The Collection of Paintings has its origins in the National Museum, where already at an early date (1858) it counted 146 paintings, primarily portraits. Today the Collection consists of over 1,200 artworks, largely oil on canvas. The works are signed or have been attributed to foreign (Jean Fouquet, Martin van Meytens Mlađi, Stephan Dorffmeister Stariji, J. B. Lampi Stariji, Johann Michael Millitz, Jean Auguste Dominique Ingres, Barbara Krafft, Johann Daniel Donat, Franz Eybl, Friedrich von Amerling, Josef Kriehuber, Ferdinand Georg Waldmüller, August Prinzhofer, Franz Schrotzberg, Wilhelm August Rieder, Johann Killian Herrlein, Mihael Stroy, František Wiehl, Ivan Zasche and many others) or domestic painters (Vjekoslav Karas, Ivan Skvarčina, Jakov Stager, Josip Franjo Mücke, Jakov Šašel, Vlaho Bukovac, Miroslav Kraljević, Joso Bužan, Ivan Tišov and many others), or they are high-quality works by anonymous artists.
Portraits are the most frequently exhibited and the most numerous component of the Collection. They were painted from the late fifteenth to the mid-twentieth century. Besides the members of many aristocratic and bourgeois families who lived in these lands, they also portray rulers, high clergymen, writers, poets... The Collection also includes 120 portrait miniatures, painted from the end of the eighteenth to the latter half of the nineteenthcentury . The Museum also possesses several daguerreotypes.
Historical painting is represented by well-known artists' names whose works were made from the early blossoming of this branch of painting in the Croatian lands in the latter half of the nineteenth century until the first decades of the twentieth: Josip Franjo Mücke, Ferdinand Quiquerez, Dragutin Weingärtner, Oton Iveković, Celestin Medović, Vlaho Bukovac and others.
Vistas, landscapes and themes from the lives of everyday people are present in the Collection in a smaller number. Clerical painting is present in the Collection in about eighty paintings which emerged from the late fifteenth to the late nineteenth century. The Graphics Collection today counts over 5,000 sheets, made by various printing and painting techniques from the fifteenth to early twentieth century.
Portraits, with approximately 2,000 sheets, constitute the most numerous component of the Collection. They were made using various techniques: woodcut, copper engraving, copperplate, lithography, oleography, photography and printing.
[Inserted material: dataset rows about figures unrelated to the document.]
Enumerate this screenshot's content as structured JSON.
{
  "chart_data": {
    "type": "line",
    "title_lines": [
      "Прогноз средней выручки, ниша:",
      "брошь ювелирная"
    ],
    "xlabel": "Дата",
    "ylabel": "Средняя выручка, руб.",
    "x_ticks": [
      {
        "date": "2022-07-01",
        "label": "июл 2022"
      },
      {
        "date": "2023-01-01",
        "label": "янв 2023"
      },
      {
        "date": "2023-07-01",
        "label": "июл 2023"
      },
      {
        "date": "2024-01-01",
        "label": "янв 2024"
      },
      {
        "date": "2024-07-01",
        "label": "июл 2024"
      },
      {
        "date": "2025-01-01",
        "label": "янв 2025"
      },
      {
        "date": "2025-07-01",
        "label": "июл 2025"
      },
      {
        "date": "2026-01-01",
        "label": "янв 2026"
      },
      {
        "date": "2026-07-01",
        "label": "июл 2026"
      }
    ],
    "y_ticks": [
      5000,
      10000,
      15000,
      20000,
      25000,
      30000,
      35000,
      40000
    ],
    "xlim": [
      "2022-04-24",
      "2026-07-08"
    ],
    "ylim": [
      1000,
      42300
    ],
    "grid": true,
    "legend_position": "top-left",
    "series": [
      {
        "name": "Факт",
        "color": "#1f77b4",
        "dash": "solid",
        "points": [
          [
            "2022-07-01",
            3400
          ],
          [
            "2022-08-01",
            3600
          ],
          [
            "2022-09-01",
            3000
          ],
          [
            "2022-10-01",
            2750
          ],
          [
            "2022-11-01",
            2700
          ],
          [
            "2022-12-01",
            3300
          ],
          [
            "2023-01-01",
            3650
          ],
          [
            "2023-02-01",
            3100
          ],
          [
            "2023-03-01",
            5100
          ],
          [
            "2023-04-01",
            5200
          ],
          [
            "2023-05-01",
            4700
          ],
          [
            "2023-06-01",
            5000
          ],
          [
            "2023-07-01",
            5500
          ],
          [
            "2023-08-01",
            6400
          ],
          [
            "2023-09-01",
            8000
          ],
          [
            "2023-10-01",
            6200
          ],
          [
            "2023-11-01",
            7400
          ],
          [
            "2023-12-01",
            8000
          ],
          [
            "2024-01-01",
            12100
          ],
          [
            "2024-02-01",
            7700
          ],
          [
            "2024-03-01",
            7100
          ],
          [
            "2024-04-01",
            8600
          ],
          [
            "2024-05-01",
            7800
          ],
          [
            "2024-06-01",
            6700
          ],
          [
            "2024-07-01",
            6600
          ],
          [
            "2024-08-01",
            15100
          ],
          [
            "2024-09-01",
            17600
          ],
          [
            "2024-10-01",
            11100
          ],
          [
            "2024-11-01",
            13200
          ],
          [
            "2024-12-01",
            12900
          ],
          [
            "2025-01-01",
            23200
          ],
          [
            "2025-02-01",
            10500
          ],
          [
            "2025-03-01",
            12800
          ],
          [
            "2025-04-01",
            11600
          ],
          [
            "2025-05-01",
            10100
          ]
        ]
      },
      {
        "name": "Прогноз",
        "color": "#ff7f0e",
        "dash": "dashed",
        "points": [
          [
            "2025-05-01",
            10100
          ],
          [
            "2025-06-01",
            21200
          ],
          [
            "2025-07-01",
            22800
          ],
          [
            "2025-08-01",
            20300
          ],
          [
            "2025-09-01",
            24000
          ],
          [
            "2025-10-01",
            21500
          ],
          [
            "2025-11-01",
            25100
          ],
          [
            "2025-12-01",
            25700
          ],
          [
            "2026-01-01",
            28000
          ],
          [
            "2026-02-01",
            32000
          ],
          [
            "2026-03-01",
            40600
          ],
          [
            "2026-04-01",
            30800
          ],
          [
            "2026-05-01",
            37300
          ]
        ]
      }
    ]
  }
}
They emerged over a broad period from the latter half of the sixteenth to the mid-twentieth centuries in Croatia and in well-known European centres (Augsburg, Vienna, Prague, Budapest, Bratislava...). They are the works of various artists – from exceptionally valuable (masters from the Aubry family, Adam Ritter von Bartsch, Adrian Bloem, Cornelius Meyssens, Josef Kriehuber, Albert Dauthage, Julije Hühn, Tomislav Krizman, Menci Klement Crnčić and many other European and Croatian masters) to amateur works.
Through the portrayals of battles and scenes held in the Collection, printed in various techniques, it is possible to follow the history of this and neighbouring regions, from the Battle of Sisak, through the centuries of warfare with the Ottomans and the march of Eugene of Savoy, numerous portrayals of battles in 1848 and 1849 to the various images thematically tied to the Second World War. Among the many water-colour paintings made in the nineteenth century, a collection of roughly fifty vistas by Joseph Leard are noteworthy, as are water colours by Oton Iveković, Bela Csikos-Sessia and Sigismund Landsinger on which the old hillforts of Croatia are shown. The depictions of folk attire, produced mainly in the first half of the nineteenth century, form a valuable and fascinating part of the Collection, and it includes small holy images, of which some are very valuable works of the eighteenth century done on parchment, followed by philosophical observations printed on silk, Biedermayer greeting cards, playing cards (among which there are three complete decks of cards of the Zagreb Hall), oleography, and several interesting books from the seventeenth and eighteenth century.
The Sculpture Collection is one of the Museum’s youngest. Today the Collection consists of 125 works, generally portrait busts and relief images, created by artists such as Ivan Rendić and Antonio Canova, as well as Anton Dominik Fernkorn, Ivo Kerdić, Rudolf Valdec... This Collection also preserves several death masks, among them the masks of Ban Josip Jelačić and Dora Pejačević.